# Computer Science Colloquium, 2005-2006

Ron Lavi, California Institute of Technology
November 30th, 2005

Truthful and Near-Optimal Mechanism Design via Linear Programming

We give a general technique to obtain approximation mechanisms that are truthful in expectation. We show that for "packing domains", any alpha-approximation algorithm that also bounds the integrality gap of the LP relaxation of the problem by alpha can be used to construct an alpha-approximation mechanism that is truthful in expectation. This immediately gives a unified way of obtaining truthful mechanisms with good approximation guarantees, and yields a variety of new and significantly improved results. In particular, we obtain the first truthful mechanisms with tight approximation guarantees for a variety of multi-parameter domains: a $O(\sqrt m)$-approximation for combinatorial auctions (CAs), a $(1+\e)$-approximation for multi-unit CAs with $\Omega(\log m)$ copies of each item, and a 2-approximation for multi-parameter knapsack problems (multi-unit auctions).

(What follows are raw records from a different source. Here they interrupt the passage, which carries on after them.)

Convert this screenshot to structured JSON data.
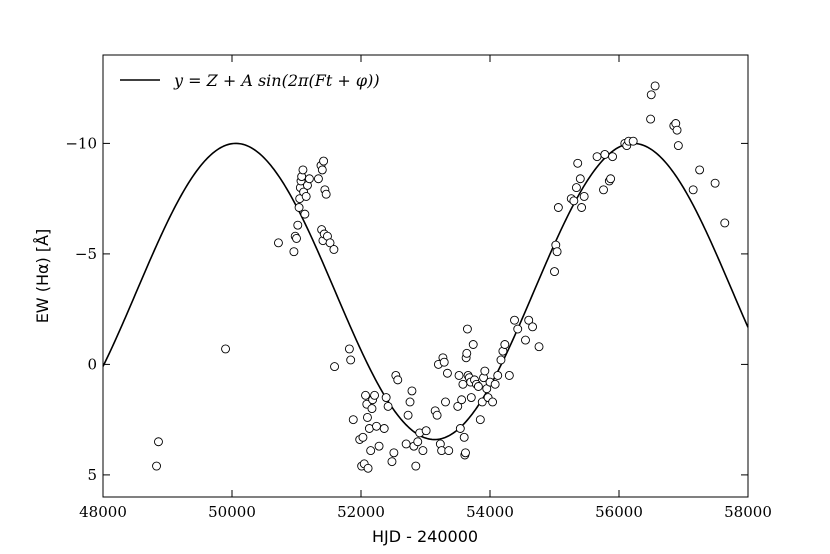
{
  "chart_data": {
    "type": "scatter",
    "xlabel": "HJD - 240000",
    "ylabel": "EW (Hα) [Å]",
    "xlim": [
      48000,
      58000
    ],
    "ylim": [
      6,
      -14
    ],
    "y_axis_inverted": true,
    "grid": false,
    "legend_position": "top-left",
    "xticks": [
      "48000",
      "50000",
      "52000",
      "54000",
      "56000",
      "58000"
    ],
    "yticks": [
      "−10",
      "−5",
      "0",
      "5"
    ],
    "xtick_values": [
      48000,
      50000,
      52000,
      54000,
      56000,
      58000
    ],
    "ytick_values": [
      -10,
      -5,
      0,
      5
    ],
    "series": [
      {
        "name": "y = Z + A sin(2π(Ft + φ))",
        "kind": "line",
        "model": {
          "Z": -3.3,
          "A": 6.7,
          "period_days": 6160,
          "peak_at": 50060
        }
      },
      {
        "name": "",
        "kind": "scatter",
        "marker": "open-circle",
        "points": [
          [
            48830,
            4.6
          ],
          [
            48860,
            3.5
          ],
          [
            49900,
            -0.7
          ],
          [
            50720,
            -5.5
          ],
          [
            50960,
            -5.1
          ],
          [
            50980,
            -5.8
          ],
          [
            51000,
            -5.7
          ],
          [
            51020,
            -6.3
          ],
          [
            51040,
            -7.1
          ],
          [
            51050,
            -7.5
          ],
          [
            51060,
            -8.0
          ],
          [
            51070,
            -8.3
          ],
          [
            51080,
            -8.5
          ],
          [
            51100,
            -8.8
          ],
          [
            51110,
            -7.8
          ],
          [
            51130,
            -6.8
          ],
          [
            51150,
            -7.6
          ],
          [
            51170,
            -8.1
          ],
          [
            51200,
            -8.4
          ],
          [
            51340,
            -8.4
          ],
          [
            51380,
            -9.0
          ],
          [
            51400,
            -8.8
          ],
          [
            51420,
            -9.2
          ],
          [
            51440,
            -7.9
          ],
          [
            51460,
            -7.7
          ],
          [
            51390,
            -6.1
          ],
          [
            51410,
            -5.6
          ],
          [
            51430,
            -5.9
          ],
          [
            51480,
            -5.8
          ],
          [
            51520,
            -5.5
          ],
          [
            51580,
            -5.2
          ],
          [
            51590,
            0.1
          ],
          [
            51820,
            -0.7
          ],
          [
            51840,
            -0.2
          ],
          [
            51880,
            2.5
          ],
          [
            51980,
            3.4
          ],
          [
            52010,
            4.6
          ],
          [
            52030,
            3.3
          ],
          [
            52050,
            4.5
          ],
          [
            52070,
            1.4
          ],
          [
            52090,
            1.8
          ],
          [
            52100,
            2.4
          ],
          [
            52110,
            4.7
          ],
          [
            52130,
            2.9
          ],
          [
            52150,
            3.9
          ],
          [
            52170,
            2.0
          ],
          [
            52180,
            1.6
          ],
          [
            52210,
            1.4
          ],
          [
            52240,
            2.8
          ],
          [
            52280,
            3.7
          ],
          [
            52360,
            2.9
          ],
          [
            52390,
            1.5
          ],
          [
            52420,
            1.9
          ],
          [
            52480,
            4.4
          ],
          [
            52510,
            4.0
          ],
          [
            52540,
            0.5
          ],
          [
            52570,
            0.7
          ],
          [
            52700,
            3.6
          ],
          [
            52730,
            2.3
          ],
          [
            52760,
            1.7
          ],
          [
            52790,
            1.2
          ],
          [
            52820,
            3.7
          ],
          [
            52850,
            4.6
          ],
          [
            52880,
            3.5
          ],
          [
            52910,
            3.1
          ],
          [
            52960,
            3.9
          ],
          [
            53010,
            3.0
          ],
          [
            53150,
            2.1
          ],
          [
            53180,
            2.3
          ],
          [
            53200,
            0.0
          ],
          [
            53230,
            3.6
          ],
          [
            53250,
            3.9
          ],
          [
            53270,
            -0.3
          ],
          [
            53290,
            -0.1
          ],
          [
            53310,
            1.7
          ],
          [
            53340,
            0.4
          ],
          [
            53360,
            3.9
          ],
          [
            53500,
            1.9
          ],
          [
            53520,
            0.5
          ],
          [
            53540,
            2.9
          ],
          [
            53560,
            1.6
          ],
          [
            53580,
            0.9
          ],
          [
            53600,
            3.3
          ],
          [
            53610,
            4.1
          ],
          [
            53620,
            4.0
          ],
          [
            53630,
            -0.3
          ],
          [
            53640,
            -0.5
          ],
          [
            53650,
            -1.6
          ],
          [
            53660,
            0.5
          ],
          [
            53680,
            0.6
          ],
          [
            53700,
            0.8
          ],
          [
            53710,
            1.5
          ],
          [
            53740,
            -0.9
          ],
          [
            53760,
            0.7
          ],
          [
            53790,
            0.9
          ],
          [
            53820,
            1.0
          ],
          [
            53850,
            2.5
          ],
          [
            53880,
            1.7
          ],
          [
            53900,
            0.6
          ],
          [
            53920,
            0.3
          ],
          [
            53950,
            1.1
          ],
          [
            53970,
            1.5
          ],
          [
            54000,
            0.8
          ],
          [
            54040,
            1.7
          ],
          [
            54080,
            0.9
          ],
          [
            54120,
            0.5
          ],
          [
            54170,
            -0.2
          ],
          [
            54200,
            -0.6
          ],
          [
            54230,
            -0.9
          ],
          [
            54300,
            0.5
          ],
          [
            54380,
            -2.0
          ],
          [
            54430,
            -1.6
          ],
          [
            54550,
            -1.1
          ],
          [
            54600,
            -2.0
          ],
          [
            54660,
            -1.7
          ],
          [
            54760,
            -0.8
          ],
          [
            55000,
            -4.2
          ],
          [
            55020,
            -5.4
          ],
          [
            55040,
            -5.1
          ],
          [
            55060,
            -7.1
          ],
          [
            55260,
            -7.5
          ],
          [
            55300,
            -7.4
          ],
          [
            55340,
            -8.0
          ],
          [
            55360,
            -9.1
          ],
          [
            55400,
            -8.4
          ],
          [
            55420,
            -7.1
          ],
          [
            55460,
            -7.6
          ],
          [
            55660,
            -9.4
          ],
          [
            55760,
            -7.9
          ],
          [
            55780,
            -9.5
          ],
          [
            55850,
            -8.3
          ],
          [
            55870,
            -8.4
          ],
          [
            55900,
            -9.4
          ],
          [
            56090,
            -10.0
          ],
          [
            56120,
            -9.9
          ],
          [
            56150,
            -10.1
          ],
          [
            56220,
            -10.1
          ],
          [
            56490,
            -11.1
          ],
          [
            56500,
            -12.2
          ],
          [
            56560,
            -12.6
          ],
          [
            56850,
            -10.8
          ],
          [
            56880,
            -10.9
          ],
          [
            56900,
            -10.6
          ],
          [
            56920,
            -9.9
          ],
          [
            57150,
            -7.9
          ],
          [
            57250,
            -8.8
          ],
          [
            57490,
            -8.2
          ],
          [
            57640,
            -6.4
          ]
        ]
      }
    ]
  }
}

Our construction is based on considering an LP relaxation of the problem and using the classic Vickrey-Clarke-Groves mechanism to obtain a truthful mechanism in this fractional domain. We show that the (fractional) optimal solution scaled down by alpha, where alpha is the integrality gap of the problem, can be represented as a convex combination of integer solutions, and by viewing this convex combination as specifying a probability distribution over integer solutions, we get a randomized, truthful in expectation mechanism. Our construction can be viewed as a way of exploiting VCG in a computationally tractable way even when the underlying social-welfare maximization problem is NP-hard.

This is joint work with Chaitanya Swamy.